910.025
Liechtensteinisches Landesgesetzblatt
Jahrgang 2024 Nr. 62 ausgegeben am 9. Februar 2024
Verordnung
vom 30. Januar 2024
über die Abänderung der Alpwirtschafts-Förderungs-Verordnung
Aufgrund von Art. 49 Abs. 3 und Art. 78 Abs. 1 des Landwirtschaftsgesetzes (LWG) vom 11. Dezember 2008, LGBl. 2009 Nr. 42, verordnet die Regierung:
I.
Abänderung bisherigen Rechts
Die Verordnung vom 15. Juni 2010 über die Förderung der Alpwirtschaft (Alpwirtschafts-Förderungs-Verordnung; AWFV), LGBl. 2010 Nr. 168, in der geltenden Fassung, wird wie folgt abgeändert:
Art. 12 Abs. 1a
1a) Abs. 1 findet keine Anwendung, wenn das Amt für Umwelt einer vorzeitigen Abalpung nach Art. 9 Abs. 4 der Verordnung über die Verhütung und Vergütung von Schäden durch spezifisch geschützte Tierarten zugestimmt hat.
Art. 13 Abs. 1
1) Gesuche um Ausrichtung von Alpungskostenbeiträgen sind von den Eigentümern der Alpen bis spätestens zum 30. Oktober des Beitragsjahres beim Amt für Umwelt einzureichen.
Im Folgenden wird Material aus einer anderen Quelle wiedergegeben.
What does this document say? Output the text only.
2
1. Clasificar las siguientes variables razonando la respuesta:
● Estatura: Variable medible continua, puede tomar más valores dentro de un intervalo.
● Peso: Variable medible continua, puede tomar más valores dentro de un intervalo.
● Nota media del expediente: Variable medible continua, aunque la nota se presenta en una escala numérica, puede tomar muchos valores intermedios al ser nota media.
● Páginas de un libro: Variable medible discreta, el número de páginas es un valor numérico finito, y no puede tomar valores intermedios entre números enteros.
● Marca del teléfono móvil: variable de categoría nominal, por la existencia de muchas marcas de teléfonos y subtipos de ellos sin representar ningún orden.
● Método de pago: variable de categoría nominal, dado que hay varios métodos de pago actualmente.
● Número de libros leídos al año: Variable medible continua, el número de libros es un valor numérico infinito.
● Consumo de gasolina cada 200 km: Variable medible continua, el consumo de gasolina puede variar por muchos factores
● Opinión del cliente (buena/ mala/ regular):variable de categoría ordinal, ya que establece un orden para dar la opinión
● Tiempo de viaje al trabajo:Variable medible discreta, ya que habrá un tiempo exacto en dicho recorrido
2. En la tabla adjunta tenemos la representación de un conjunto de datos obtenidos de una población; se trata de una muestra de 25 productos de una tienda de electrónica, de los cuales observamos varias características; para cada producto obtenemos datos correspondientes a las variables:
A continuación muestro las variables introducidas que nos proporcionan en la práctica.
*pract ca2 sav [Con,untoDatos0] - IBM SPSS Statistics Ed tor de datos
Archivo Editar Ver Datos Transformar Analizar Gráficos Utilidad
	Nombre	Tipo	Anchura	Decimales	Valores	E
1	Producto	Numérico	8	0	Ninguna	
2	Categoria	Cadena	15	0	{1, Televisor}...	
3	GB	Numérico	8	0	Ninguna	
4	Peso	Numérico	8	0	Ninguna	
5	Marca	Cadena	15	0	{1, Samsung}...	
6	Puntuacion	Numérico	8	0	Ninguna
Dieses stellt die notwendigen Formulare zur Verfügung und leitet die eingereichten Gesuche an die Landesalpenkommission weiter.
Art. 14
Prüfung der Gesuche und Festsetzung der Höhe des Alpungskostenbeitrages
1) Die Landesalpenkommission prüft das Vorliegen der Förderungsvoraussetzungen. Sie berechnet anhand der im Gesuch enthaltenen Angaben und Unterlagen bzw. Daten der Tierverkehrsdatenbank insbesondere die Anzahl der gesömmerten Stösse und setzt die Höhe des Alpungskostenbeitrages mit Verfügung fest.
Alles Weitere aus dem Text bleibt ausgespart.